Understanding Buffer vs. Cache in Linux Memory

Linux TLDR
Last Updated:
Reading time: 6 minutes
🚀
Quick Overview

They are not that easy to comprehend in one sentence, but for simplicity, you can think of buffers as a way to store file metadata (permissions, location, etc.) during I/O operations for efficient transfer. While cache is used for storing actual file contents in memory to speed up future retrieval.

buffer vs cache

What are Buffers and Caches in Linux Memory?

Perhaps you’ve all come across the terms “buffer” and “cache” at some point, and some of you might be wondering about the difference between the two.

If you look at their definitions, you’ll notice they share a similar philosophy but differ in terms of functionality.

Definition of 🧾 Buffer: A buffer is a temporary storage area in computing that holds file metadata information like permissions, location, etc. during I/O operations. Buffers are extensively used in numerous aspects of computing, such as networking, I/O operations, and visual processing. [1]

Definition of 📦 Cache: Cache memory temporarily holds frequently used information and programs, providing faster data access for the CPU, as server RAM is slower and located further away from the CPU. A cache hit speeds up data retrieval, enhancing system efficiency.

As you can see, both are used to store temporary but different types of data to speed the process, like I/O operations or for CPU optimizations.

But what is exactly the difference between them? To know more, let’s dig deeper.

Difference Between Buffer and Cache in Linux Memory

To understand the difference between these terms, let’s begin to fully understand what exactly buffer and cache [2] are.

What is 🧾 Buffer?

Buffers are the disk block representation of the data, which contains the metadata information of the files or data during the data transfer from one place to another that is stored under the page caches.

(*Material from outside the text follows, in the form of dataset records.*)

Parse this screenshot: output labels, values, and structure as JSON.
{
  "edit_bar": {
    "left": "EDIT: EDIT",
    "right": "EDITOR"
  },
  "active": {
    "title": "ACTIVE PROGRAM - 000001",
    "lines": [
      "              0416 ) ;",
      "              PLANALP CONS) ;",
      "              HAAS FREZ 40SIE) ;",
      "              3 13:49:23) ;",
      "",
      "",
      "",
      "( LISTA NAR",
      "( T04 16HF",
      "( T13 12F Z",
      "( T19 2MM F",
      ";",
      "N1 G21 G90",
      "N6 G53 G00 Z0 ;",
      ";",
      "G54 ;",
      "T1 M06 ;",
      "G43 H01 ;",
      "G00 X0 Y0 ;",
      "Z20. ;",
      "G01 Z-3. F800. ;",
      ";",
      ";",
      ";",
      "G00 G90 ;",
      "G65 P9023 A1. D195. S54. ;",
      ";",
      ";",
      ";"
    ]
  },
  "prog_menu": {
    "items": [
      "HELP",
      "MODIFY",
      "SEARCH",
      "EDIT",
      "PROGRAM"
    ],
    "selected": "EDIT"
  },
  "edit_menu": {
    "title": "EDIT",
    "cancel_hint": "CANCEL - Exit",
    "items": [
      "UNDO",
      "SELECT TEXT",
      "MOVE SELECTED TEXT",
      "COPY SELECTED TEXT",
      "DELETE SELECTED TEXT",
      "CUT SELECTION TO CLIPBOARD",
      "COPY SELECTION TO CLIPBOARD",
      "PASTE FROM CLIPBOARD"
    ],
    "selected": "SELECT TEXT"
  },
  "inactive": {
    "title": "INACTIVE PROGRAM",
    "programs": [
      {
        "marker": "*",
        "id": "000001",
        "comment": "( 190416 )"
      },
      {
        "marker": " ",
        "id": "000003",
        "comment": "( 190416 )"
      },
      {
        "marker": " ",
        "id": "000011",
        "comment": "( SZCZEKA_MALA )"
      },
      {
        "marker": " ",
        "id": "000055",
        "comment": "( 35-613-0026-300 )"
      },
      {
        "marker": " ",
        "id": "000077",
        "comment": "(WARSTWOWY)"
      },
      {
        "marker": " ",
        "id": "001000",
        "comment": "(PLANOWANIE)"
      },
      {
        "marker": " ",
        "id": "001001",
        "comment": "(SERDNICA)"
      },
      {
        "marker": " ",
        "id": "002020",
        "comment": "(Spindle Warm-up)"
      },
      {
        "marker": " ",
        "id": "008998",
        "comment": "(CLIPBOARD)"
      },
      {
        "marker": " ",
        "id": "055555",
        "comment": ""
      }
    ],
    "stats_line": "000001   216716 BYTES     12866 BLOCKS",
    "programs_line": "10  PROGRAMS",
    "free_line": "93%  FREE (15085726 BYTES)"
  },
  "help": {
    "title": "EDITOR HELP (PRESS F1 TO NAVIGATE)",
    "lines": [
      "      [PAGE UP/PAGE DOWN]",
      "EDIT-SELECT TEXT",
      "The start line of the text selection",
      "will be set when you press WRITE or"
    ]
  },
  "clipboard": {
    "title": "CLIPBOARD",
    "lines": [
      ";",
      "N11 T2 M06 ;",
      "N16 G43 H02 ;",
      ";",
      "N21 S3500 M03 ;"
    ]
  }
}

When a data request is made in the page cache, the kernel first checks the data in the buffer, which contains metadata that points to the actual files or data in the page caches, serving as an intermediary.

It usually follows sophisticated management strategies, such as first in, first out (FIFO) and first come, first served (FCFS), for buffering.

What is 📦 Cache?

A cache stores often-used data or instructions to speed up future requests by keeping copies in the kernel, specifically within the RAM, to enhance disk data access and improve I/O performance, basically providing faster access to data than the original source.

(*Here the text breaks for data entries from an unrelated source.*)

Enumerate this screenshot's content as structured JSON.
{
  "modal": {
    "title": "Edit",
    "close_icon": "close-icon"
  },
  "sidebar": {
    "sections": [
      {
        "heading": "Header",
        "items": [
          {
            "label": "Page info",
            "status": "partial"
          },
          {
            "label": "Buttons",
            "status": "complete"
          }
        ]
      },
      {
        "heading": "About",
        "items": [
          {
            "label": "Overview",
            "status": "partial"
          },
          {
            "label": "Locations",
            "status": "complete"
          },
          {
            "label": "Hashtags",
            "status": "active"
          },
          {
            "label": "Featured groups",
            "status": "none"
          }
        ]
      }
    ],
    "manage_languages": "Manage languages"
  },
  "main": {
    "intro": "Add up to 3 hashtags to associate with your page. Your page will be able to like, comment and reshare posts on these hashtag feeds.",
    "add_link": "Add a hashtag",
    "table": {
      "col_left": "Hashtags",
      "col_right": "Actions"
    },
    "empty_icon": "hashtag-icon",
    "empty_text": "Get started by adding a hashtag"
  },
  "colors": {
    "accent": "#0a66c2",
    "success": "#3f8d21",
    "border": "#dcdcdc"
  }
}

The data that will be cached is determined using complex algorithms, and modern CPUs provide a built-in mechanism for this task. Of course, you do not have to enable them separately; they’re preconfigured for your system.

It usually follows sophisticated management strategies, such as least recently used (LRU) or least frequently used (LFU), to decide which data to keep in the cache and which data to evict when the cache is full.

Comparison of Buffer and Cache

Here’s a side-by-side comparison of cache and buffer in tabular format to give you more insights:

FeatureBufferCache
PurposeTemporarily holds data during transfer between two processes or components to facilitate efficient data transfer.Stores frequently accessed data or instructions to improve data retrieval speed.
ContentHolds data exactly as it is received.Stores frequently accessed data or instructions.
ManagementTypically follows a FIFO or FCFS strategy.Uses complex algorithms (e.g., LRU, LFU) to decide what to cache.
Access SpeedDoes not necessarily provide faster access than the source.Provides faster access to data than the original source.
Usage ExamplesData transferred between a hard disk and memory may be buffered.Web browsers cache web pages for quick loading.
Storage LocationTemporary storage in RAM or other memory locationsTypically in high-speed memory (RAM or SSD)
Access ControlManaged by the system and sometimes by applicationsManaged by the system or applications
SizeBuffer sizes vary depending on the use case but can also be smaller than main memory or storage.Cache sizes are relatively small compared to main memory or storage.
Latency ReductionIt helps mitigate latency by optimizing data transfer.Reduces latency by storing frequently accessed data closer to the CPU.
Common Usage in LinuxUsed in I/O operations such as reading and writing to and from storage devices.File system caches and page caches are examples.

I hope their terminology and differences might be clear to you now. Let’s check out some practical examples on our Linux system to better understand them.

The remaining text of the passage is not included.